In 1820, on May 20, Alexander (age 50) married Mariam (12 August 1808 – 7 October 1882), the 12-year-old daughter of the Armenian dignitary Sahak Melik-Aghamalyan, in Etchmiadzin Cathedral, Erivan, Persia. The crown was placed on his already graying head. Abbas Mirza personally paid all the expenses for the marriage.

The Iranian governor of the Erivan Khanate, Hossein Khan Sardar, maintained good relations with Sahak and played an instrumental role in arranging the marriage.
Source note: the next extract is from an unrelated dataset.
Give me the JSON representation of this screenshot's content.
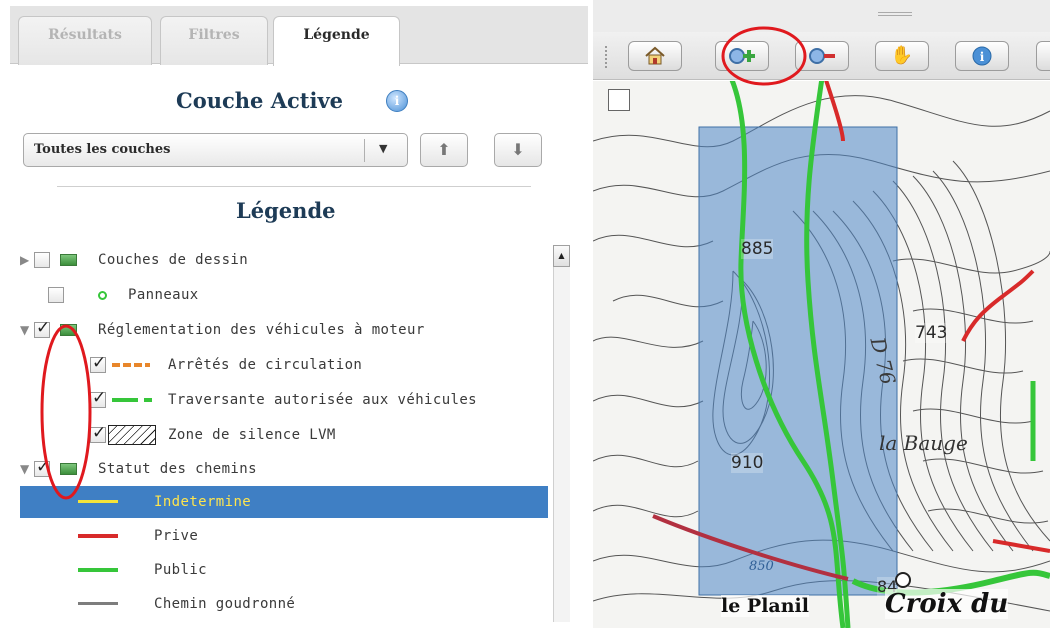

Through her mother, Mariam was a cousin of the prominent Armenian writer Khachatur Abovian.

At this time, Alexander's main residence was in the Armenian-populated district of Salmas in Azerbaijan, Persia.
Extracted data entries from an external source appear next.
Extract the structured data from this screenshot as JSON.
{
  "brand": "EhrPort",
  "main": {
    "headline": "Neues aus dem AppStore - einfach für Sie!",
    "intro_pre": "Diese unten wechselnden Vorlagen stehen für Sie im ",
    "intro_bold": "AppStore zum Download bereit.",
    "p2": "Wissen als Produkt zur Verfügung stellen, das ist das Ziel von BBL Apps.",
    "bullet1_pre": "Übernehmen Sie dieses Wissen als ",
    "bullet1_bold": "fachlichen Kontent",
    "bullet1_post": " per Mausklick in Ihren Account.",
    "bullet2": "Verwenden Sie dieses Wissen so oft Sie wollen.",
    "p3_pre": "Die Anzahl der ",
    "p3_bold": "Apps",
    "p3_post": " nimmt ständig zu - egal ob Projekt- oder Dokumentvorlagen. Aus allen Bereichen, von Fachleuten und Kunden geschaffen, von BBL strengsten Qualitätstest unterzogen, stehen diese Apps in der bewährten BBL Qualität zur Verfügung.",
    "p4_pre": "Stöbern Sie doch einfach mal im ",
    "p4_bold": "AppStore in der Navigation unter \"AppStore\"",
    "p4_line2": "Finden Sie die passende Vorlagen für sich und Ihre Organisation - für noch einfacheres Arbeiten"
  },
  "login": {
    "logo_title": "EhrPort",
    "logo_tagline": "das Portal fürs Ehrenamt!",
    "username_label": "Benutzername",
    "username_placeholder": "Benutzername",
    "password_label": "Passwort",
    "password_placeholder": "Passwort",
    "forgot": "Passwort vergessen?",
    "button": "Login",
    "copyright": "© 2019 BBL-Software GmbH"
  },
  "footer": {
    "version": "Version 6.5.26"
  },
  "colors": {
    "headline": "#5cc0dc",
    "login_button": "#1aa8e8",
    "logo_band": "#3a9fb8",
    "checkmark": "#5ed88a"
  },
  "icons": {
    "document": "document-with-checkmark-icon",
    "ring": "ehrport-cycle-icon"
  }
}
In 1821, on July 13, Alexander's daughter, Princess Elizabeth, was born in Erivan, Persia to Mariam a month prior to her 13th birthday.
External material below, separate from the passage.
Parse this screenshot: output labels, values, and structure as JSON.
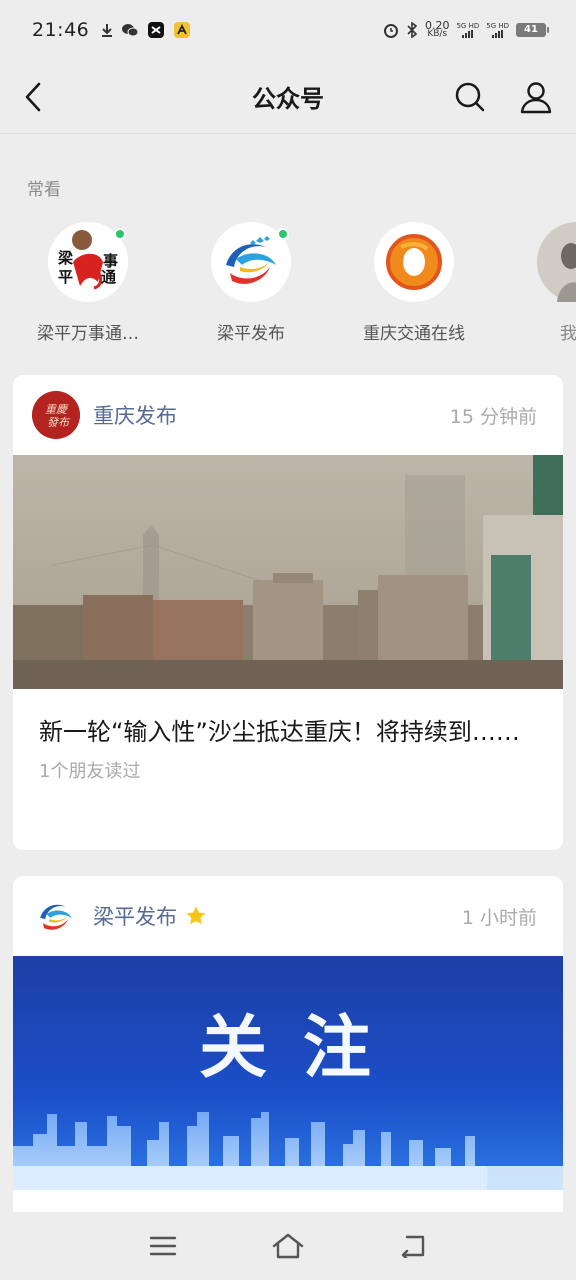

In 1826, on August 18, Alexander's son, Prince Irakli, was born in Erivan, Persia to Mariam a few days after her 18th birthday.

In 1827, Mariam together with their son, Irakli, settled in her native Erivan, which was soon conquered by Russia. This indicates that Alexander's family had a secondary residence which was in Erivan. However, Alexander together with Elizabeth managed to escape from being entrapped in Erivan unlike Mariam and Irakli.

In 1834, the Russian government ordered her to move to Saint Petersburg, where she was known as tsarevna Maria Isaakovna Gruzinskaya (Russian for "of Georgia") and lived on a state-granted pension until her death in 1882. Mariam's remains were moved to Tbilisi and interred there, at the northern wall of the Armenian Vank cathedral. After the demolition of the cathedral by the Soviet government in 1930, her marble gravestone with a trilingual Russian, Armenian, and Georgian epitaph was moved to the State Museum of the History of Georgia in Tiflis (now Tbilisi).

=== Children (Elizabeth and Irakli) ===

Alexander's son, Prince Irakli (18 August 1826 – 27 April 1882), pursued an officer's career in the Russian army. Irakli's only son of his marriage to Princess Tamar Chavchavadze, Alexander, died at the age of 2 in 1879. His daughters, Yelizaveta (1870–1942) and Yekaterina (1872–1917), were married to the princes Mamuka Orbeliani and Ivan Ratiev, respectively.

Alexander's daughter, Princess Elizabeth (13 July 1821 – 17 September 1836), was the second wife of Samson-Khan (Samson Yakovlevich Makintsev; 1770–1853), a Russian defector and a high-ranking commander in the Qajar army. Samson's son of this marriage, Jibrail-Khan, subsequently served as an aide-de-camp to Naser al-Din Shah Qajar.